Aside from that, I’m a big fan of Chuck Klosterman. He uses pop culture to analyze different aspects of behavior and culture in a way that makes sense to me. Most recently, he looked at the modern perception of villainy through a number of different topics. Taking an idea, like villainy, or self-esteem, or anything else and briefly exploring it from numerous angles seemed much more interesting than attempting to write a very serious, straight-forward book about self-esteem. I feel like it’s pretty easy to see his influence on my writing and style.


bioWhat did you find the most rewarding part of the process?

Writing a book was a big adventure into uncharted territory for me.
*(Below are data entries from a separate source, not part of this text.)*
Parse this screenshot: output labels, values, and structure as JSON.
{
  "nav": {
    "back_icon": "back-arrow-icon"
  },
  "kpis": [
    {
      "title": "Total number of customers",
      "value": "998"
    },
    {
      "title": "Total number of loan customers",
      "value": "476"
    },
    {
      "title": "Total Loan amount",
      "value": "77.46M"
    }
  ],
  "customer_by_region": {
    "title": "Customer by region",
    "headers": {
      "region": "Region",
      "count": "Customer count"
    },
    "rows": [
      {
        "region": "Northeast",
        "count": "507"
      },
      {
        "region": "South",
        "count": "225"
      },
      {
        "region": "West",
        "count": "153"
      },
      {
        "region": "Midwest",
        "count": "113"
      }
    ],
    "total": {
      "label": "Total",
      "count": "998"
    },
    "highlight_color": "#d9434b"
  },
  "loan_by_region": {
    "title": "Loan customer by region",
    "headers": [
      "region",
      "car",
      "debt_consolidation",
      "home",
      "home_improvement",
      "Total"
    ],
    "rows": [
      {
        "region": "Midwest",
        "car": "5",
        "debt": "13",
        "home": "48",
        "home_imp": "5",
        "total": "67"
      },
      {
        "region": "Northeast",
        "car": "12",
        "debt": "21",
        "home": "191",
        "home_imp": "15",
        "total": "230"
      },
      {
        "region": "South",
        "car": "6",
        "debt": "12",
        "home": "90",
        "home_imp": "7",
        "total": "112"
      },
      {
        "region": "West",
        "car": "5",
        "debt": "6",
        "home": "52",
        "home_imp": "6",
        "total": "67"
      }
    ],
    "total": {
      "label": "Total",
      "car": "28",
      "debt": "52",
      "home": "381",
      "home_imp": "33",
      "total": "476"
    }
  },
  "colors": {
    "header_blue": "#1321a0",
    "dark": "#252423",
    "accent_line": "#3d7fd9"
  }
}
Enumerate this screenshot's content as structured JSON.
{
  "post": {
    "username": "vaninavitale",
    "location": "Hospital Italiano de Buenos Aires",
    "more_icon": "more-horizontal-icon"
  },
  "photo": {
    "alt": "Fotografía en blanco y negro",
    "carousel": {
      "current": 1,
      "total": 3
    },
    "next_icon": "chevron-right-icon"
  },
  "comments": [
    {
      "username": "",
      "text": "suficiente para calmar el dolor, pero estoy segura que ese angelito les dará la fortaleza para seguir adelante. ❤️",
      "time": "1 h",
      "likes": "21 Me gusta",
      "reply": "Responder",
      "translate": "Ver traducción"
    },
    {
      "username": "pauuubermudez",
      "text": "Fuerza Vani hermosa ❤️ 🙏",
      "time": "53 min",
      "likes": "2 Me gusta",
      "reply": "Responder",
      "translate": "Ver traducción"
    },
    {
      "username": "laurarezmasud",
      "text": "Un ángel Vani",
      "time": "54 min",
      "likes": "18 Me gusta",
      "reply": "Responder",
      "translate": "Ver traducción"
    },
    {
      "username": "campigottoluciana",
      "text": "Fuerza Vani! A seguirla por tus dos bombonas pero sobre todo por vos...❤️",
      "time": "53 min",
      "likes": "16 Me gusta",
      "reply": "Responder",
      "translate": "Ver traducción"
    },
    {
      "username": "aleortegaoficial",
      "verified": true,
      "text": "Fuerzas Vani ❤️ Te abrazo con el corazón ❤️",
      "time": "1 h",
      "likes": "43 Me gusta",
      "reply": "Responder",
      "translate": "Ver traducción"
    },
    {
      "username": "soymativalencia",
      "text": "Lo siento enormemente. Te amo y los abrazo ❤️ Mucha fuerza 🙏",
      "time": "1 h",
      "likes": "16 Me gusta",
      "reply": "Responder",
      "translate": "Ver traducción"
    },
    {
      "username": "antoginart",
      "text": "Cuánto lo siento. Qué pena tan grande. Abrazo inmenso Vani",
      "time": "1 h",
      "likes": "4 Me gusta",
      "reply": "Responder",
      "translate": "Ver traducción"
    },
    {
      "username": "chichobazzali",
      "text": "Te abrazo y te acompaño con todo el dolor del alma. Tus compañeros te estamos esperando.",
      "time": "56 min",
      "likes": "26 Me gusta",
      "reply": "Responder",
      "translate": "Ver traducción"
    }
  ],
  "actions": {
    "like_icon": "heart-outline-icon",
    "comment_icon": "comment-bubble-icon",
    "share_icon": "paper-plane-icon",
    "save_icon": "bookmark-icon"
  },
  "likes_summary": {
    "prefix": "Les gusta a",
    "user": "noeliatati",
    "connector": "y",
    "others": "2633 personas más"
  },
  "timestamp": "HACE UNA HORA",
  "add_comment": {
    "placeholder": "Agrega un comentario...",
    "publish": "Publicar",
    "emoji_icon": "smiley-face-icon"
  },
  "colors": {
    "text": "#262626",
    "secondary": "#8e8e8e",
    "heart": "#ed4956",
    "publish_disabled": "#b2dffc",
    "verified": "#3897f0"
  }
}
I’ve never written anything aside from papers in college and graduate school, so even making the decision to write a book was a daunting thing.

I love to learn and to challenge myself, and writing was a good way to do both simultaneously. The added benefit is that I now have this tangible thing that I created and put out into the world. I’ve always been a creative person, and had dreams of making art of music for others. Neither of those things really panned out for me, but writing has, and it has been really rewarding to create something on this scale.


bioYou chose to self-publish the book, what was the reason you decided to move forward and put this on the market yourself?

As I was finishing up my manuscript, and realized that I wanted to publish, I did some research on how exactly a person becomes a published author. I sought out advice from a couple of authors I’ve come into contact with, and all of them suggested taking a look at self-publishing for a book like mine.

Self-publishing became appealing for a few different reasons. Impulsivity took hold immediately upon realizing just how quickly I could see The Snowflake Effect in print. There was an element of challenging myself as well – I would need to learn about formatting, design, marketing, and a number of other things to do this ‘properly.’ Finally, a big part of me (the musician) really identified with the DIY aspect of self-publishing, and the ability to have a large degree of control over the entire project.


bioWhat advice would you give authors looking to follow your path to publication?

Go for it. The worst possible outcome is that nobody buys your book, but you still get to have the experience of writing and publishing, which is very fulfilling outside of any other factors. There really isn’t a downside to creating something that you are passionate about and self-publishing it just for the experience – getting positive feedback, sales numbers, author interviews, and having people enjoy your work is just the icing on the cake.


bioThanks for joining us, Trey, any parting words for the readers?

I sincerely appreciate every person that has given me and/or The Snowflake Effect a single second of their time by liking The Snowflake Effect on Facebook (which everyone should totally do), reading interviews, interviewing me, encouraging me, giving advice, writing reviews, spreading the word, and, of course, reading the book.

I’m working on getting participation ribbons made up for everyone, but until then, my thanks will have to suffice.